Ao defenderem um Estado marginal – porque feito à margem, fora da lei – cidadãos fazem uma aposta arriscada. Entregam aos homens calçados com aquelas botas o direito de meter o pé na cara de quem bem entendam, partem do princípio de que seus rostos – ou o rosto de seus filhos, de seus amigos, dos seus empregados – nunca serão atingidos pelo pontapé de um agente do Estado. Estão convictos de que nunca serão achacados, sofrerão extorsão, nunca serão – nem eles nem os seus – vítimas de um flagrante armado ou mesmo de um mal-entendido (ou será que nossa polícia é tão boa que só prende culpados, tão precisa que é incapaz de chutar, bater ou, admita-se, em tese, matar um inocente?). Os leitores das cartas têm certeza de que nunca serão detidos, nem precisarão, em benefício próprio, exigir o respeito aos direitos humanos; estão certos de que nunca correrão o risco de levarem tiros disparados a esmo em ruas da Baixada Fluminense.

Quando justificam e estimulam o comportamento ilegal dos agentes do Estado, os leitores contribuem para desvalorizar a PM, para humilhar a instituição e todos aqueles que nela trabalham e que, diariamente, em nosso nome, arriscam suas vidas. As cartas que apoiaram o chute na cara defendem uma polícia de atitudes clandestinas, inconfessáveis, feitas à sombra. Uma polícia que se envergonhe de seus gestos. Nas cartas, os leitores manifestam a incapacidade de admitir uma PM eficiente, que atue com firmeza, dentro dos parâmetros da legalidade. Uma instituição madura que saiba – como qualquer outra instituição – da impossibilidade de controlar todos os seus integrantes, mas que se mostre justa na apuração e punição de eventuais desvios.

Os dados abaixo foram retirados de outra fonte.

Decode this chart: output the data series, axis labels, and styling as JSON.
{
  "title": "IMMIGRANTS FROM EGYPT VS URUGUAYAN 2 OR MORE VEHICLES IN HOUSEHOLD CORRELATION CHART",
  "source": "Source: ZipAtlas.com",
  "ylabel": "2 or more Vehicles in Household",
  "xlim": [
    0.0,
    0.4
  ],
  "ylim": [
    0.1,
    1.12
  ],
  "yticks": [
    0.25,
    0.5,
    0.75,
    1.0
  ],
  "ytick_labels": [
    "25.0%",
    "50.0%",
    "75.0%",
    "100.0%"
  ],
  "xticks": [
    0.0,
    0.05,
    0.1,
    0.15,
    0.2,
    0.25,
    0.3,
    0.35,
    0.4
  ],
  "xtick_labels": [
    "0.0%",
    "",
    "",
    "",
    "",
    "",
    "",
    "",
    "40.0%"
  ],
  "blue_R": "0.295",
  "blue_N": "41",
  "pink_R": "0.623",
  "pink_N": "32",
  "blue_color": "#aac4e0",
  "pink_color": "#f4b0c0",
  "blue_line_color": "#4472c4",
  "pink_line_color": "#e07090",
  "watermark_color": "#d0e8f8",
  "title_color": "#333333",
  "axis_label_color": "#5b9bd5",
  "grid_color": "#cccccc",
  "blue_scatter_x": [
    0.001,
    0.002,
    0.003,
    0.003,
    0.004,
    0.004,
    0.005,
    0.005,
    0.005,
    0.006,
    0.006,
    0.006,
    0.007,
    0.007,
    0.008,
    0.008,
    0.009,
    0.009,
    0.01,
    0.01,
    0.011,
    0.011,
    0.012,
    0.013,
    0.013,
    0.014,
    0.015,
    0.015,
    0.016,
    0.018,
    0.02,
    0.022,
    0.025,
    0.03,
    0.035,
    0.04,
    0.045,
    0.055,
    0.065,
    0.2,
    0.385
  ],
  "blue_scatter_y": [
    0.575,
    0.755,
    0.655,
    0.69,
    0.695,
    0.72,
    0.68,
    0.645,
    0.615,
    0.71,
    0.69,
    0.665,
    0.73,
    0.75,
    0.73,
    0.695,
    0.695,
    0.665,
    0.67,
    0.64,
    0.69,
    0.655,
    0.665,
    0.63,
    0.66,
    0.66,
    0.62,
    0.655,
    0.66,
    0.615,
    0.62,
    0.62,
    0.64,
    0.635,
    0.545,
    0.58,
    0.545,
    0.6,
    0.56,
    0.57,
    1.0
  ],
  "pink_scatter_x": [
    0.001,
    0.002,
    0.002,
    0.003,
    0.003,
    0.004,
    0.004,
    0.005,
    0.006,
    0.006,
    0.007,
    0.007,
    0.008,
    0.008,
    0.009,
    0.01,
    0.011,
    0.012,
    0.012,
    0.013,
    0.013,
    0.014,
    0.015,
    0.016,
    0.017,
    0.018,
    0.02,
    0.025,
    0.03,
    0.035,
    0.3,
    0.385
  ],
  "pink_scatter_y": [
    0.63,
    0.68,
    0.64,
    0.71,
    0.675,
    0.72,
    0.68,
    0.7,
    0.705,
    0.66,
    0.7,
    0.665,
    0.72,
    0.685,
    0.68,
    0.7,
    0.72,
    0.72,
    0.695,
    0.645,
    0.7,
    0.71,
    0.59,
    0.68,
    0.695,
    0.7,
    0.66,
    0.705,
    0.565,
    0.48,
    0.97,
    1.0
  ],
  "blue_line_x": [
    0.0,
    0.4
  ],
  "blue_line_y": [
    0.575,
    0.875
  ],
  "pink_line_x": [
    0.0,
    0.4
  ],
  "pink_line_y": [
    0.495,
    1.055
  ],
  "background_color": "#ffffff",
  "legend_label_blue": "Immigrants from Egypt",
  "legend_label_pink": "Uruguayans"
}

Talvez os leitores que defenderam o PM do chute não tenham notado, mas a capa do GLOBO de sábado é tão interessante e didática quanto a da véspera. Registra o protesto contra a publicação da foto e, logo acima, destaca uma manifestação de parentes de vítimas da recente chacina na Baixada, que, ao que tudo indica, foi praticada por policiais militares. Os manifestantes usavam toucas ninjas iguais às utilizadas pelos autores da chacina, iguais às usadas na chacina de Vigário Geral e em tantas e tantas outras. As duas notícias – o protesto contra a foto e o registro da manifestação – são correlatas. A indignação dos leitores ajuda a entender a ocorrência das chacinas. Ao estimularem a violência do Estado, cidadãos se tornam um pouco responsáveis por uma polícia que não ousa mostrar o rosto e que pode chutar a cara de qualquer um de nós.